There have been several Congressional calls for a national restriction on texting while driving. Federal employees are already banned from doing so under national law, and this week a new law was announced that also obliges bus drivers and the drivers of big rigs to hang up while behind the wheel. The fines are massive for breaking these laws – almost three thousand dollars for first-time offenders!
But the question still remains: are these bans truly effective? According to the Highway Loss Data Institute, the answer is no – the number of auto crashes has remained more or les steady in states where cell phones are banned behind the wheel. Adrian Lund, the Institute’s president and head of the Insurance Institute for Highway Safety, stated that although it is known that the laws have reduced the use of handheld phones, “the laws aren’t reducing crashes.” Lund doesn’t dispute the older studies showing that using phones while driving is associated with a higher risk of crashes. The study found that the cutback in the amount of drivers that talk on a handheld phone device after the bans is statistically quite significant, yet a corresponding decrease in the number of car accidents is not being seen. The only exception is New York state, where a reduction in accidents was indeed noted… with a caveat. The falling number of auto accidents in New York had already started at the time when the cell phone bans were put into effect.

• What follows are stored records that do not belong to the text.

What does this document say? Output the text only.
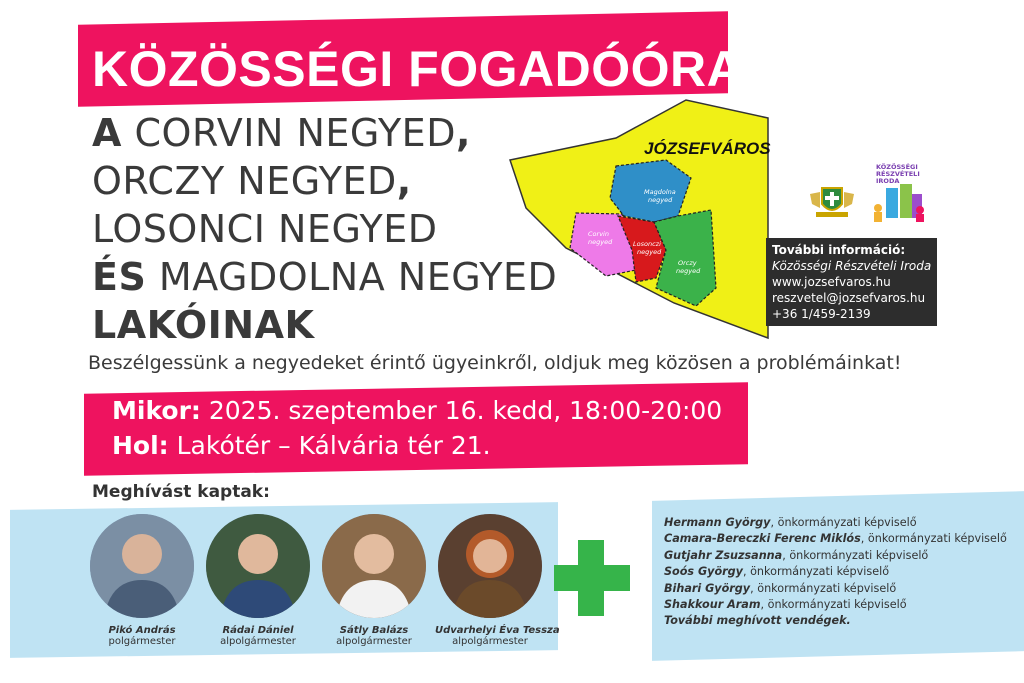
KÖZÖSSÉGI FOGADÓÓRA
A CORVIN NEGYED,
ORCZY NEGYED,
LOSONCI NEGYED
ÉS MAGDOLNA NEGYED
LAKÓINAK
Beszélgessünk a negyedeket érintő ügyeinkről, oldjuk meg közösen a problémáinkat!
JÓZSEFVÁROS
Magdolna
negyed
Corvin
negyed	Losonczi
negyed
Orczy
negyed
KÖZÖSSÉGI
RÉSZVÉTELI
IRODA
További információ:
Közösségi Részvételi Iroda
www.jozsefvaros.hu
reszvetel@jozsefvaros.hu
+36 1/459-2139
Mikor: 2025. szeptember 16. kedd, 18:00-20:00
Hol: Lakótér – Kálvária tér 21.
Meghívást kaptak:
Pikó András
polgármester
Rádai Dániel
alpolgármester
Sátly Balázs
alpolgármester
Udvarhelyi Éva Tessza
alpolgármester
Hermann György, önkormányzati képviselő
Camara-Bereczki Ferenc Miklós, önkormányzati képviselő
Gutjahr Zsuzsanna, önkormányzati képviselő
Soós György, önkormányzati képviselő
Bihari György, önkormányzati képviselő
Shakkour Aram, önkormányzati képviselő
További meghívott vendégek.
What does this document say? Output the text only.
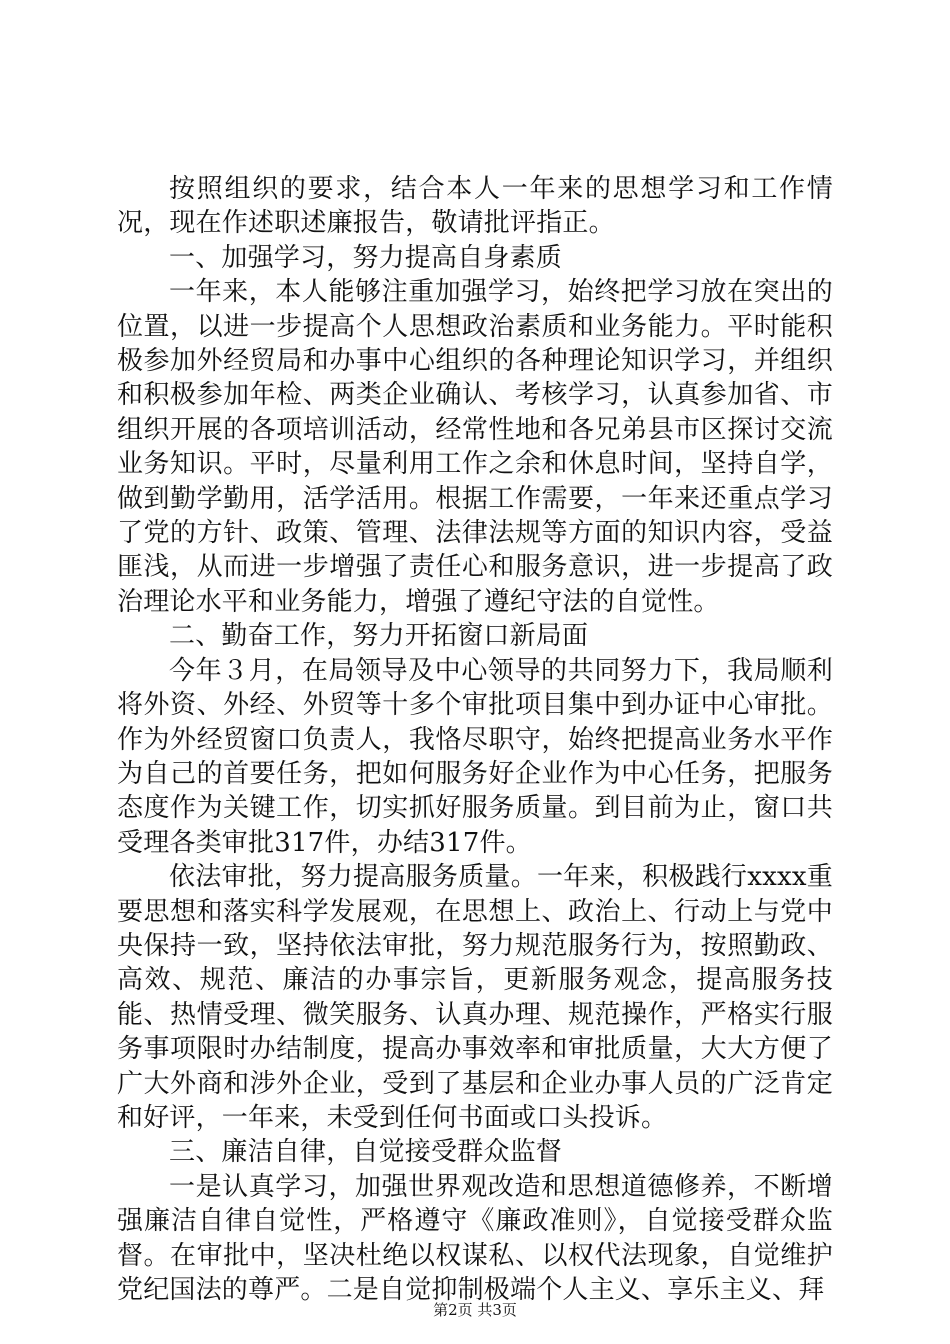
按照组织的要求，结合本人一年来的思想学习和工作情况，现在作述职述廉报告，敬请批评指正。

一、加强学习，努力提高自身素质

一年来，本人能够注重加强学习，始终把学习放在突出的位置，以进一步提高个人思想政治素质和业务能力。平时能积极参加外经贸局和办事中心组织的各种理论知识学习，并组织和积极参加年检、两类企业确认、考核学习，认真参加省、市组织开展的各项培训活动，经常性地和各兄弟县市区探讨交流业务知识。平时，尽量利用工作之余和休息时间，坚持自学，做到勤学勤用，活学活用。根据工作需要，一年来还重点学习了党的方针、政策、管理、法律法规等方面的知识内容，受益匪浅，从而进一步增强了责任心和服务意识，进一步提高了政治理论水平和业务能力，增强了遵纪守法的自觉性。

二、勤奋工作，努力开拓窗口新局面

今年３月，在局领导及中心领导的共同努力下，我局顺利将外资、外经、外贸等十多个审批项目集中到办证中心审批。作为外经贸窗口负责人，我恪尽职守，始终把提高业务水平作为自己的首要任务，把如何服务好企业作为中心任务，把服务态度作为关键工作，切实抓好服务质量。到目前为止，窗口共受理各类审批317件，办结317件。

依法审批，努力提高服务质量。一年来，积极践行xxxx重要思想和落实科学发展观，在思想上、政治上、行动上与党中央保持一致，坚持依法审批，努力规范服务行为，按照勤政、高效、规范、廉洁的办事宗旨，更新服务观念，提高服务技能、热情受理、微笑服务、认真办理、规范操作，严格实行服务事项限时办结制度，提高办事效率和审批质量，大大方便了广大外商和涉外企业，受到了基层和企业办事人员的广泛肯定和好评，一年来，未受到任何书面或口头投诉。

三、廉洁自律，自觉接受群众监督

一是认真学习，加强世界观改造和思想道德修养，不断增强廉洁自律自觉性，严格遵守《廉政准则》，自觉接受群众监督。在审批中，坚决杜绝以权谋私、以权代法现象，自觉维护党纪国法的尊严。二是自觉抑制极端个人主义、享乐主义、拜

第2页 共3页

In compiling their data, the Institute’s researchers examined the number of insurance claims per one hundred vehicles on the road on a monthly basis. Technically, they used the concept of a “vehicle year” – one car insured for one year, two cars insured for six months, and so forth. The researchers examined cars up to three years old over the months right before and after the cell phone bans were enacted, to see whether there was any considerable difference in the number of accidents these cars were involved in. The study focused on major driving states where there were driving bans and plenty of cars on the road; specifically New York, DC, Connecticut, and California. As a point of comparison, locales around those with bans in effect, but having no talking and driving bans in place themselves were used for numerical comparison. Sure enough, the studies showed no major differences.
Lund called the results “surprising,” given that there were a few established facts that researchers believed they knew about cell phone usage while driving, and the study’s results simply do not match up. It’s known that the likelihood of a crash increases with phone use, and that fewer drivers use their handheld phones when it has been made illegal for them to do so. Therefore, it should be logical to assume that there would be fewer crashes when the cell phone usage was made illegal – but this does not, in fact, happen. There is not an increase in the amount of insurance collision claims, no matter how improbable it seems. The Institute is currently looking into what could have caused this mismatch of results.
One suggestion is that hands-free phone usage (using a Bluetooth device to send and receive phone calls, for example) is just as dangerous as the utilization of a handheld phone device. The current state laws banning phoning while driving do not disallow drivers from using hands-free adaptors. It could be that these solutions are equally distracting. Whatever the reason, it is clear that the current laws are proven to not be doing much to make the roads much safer.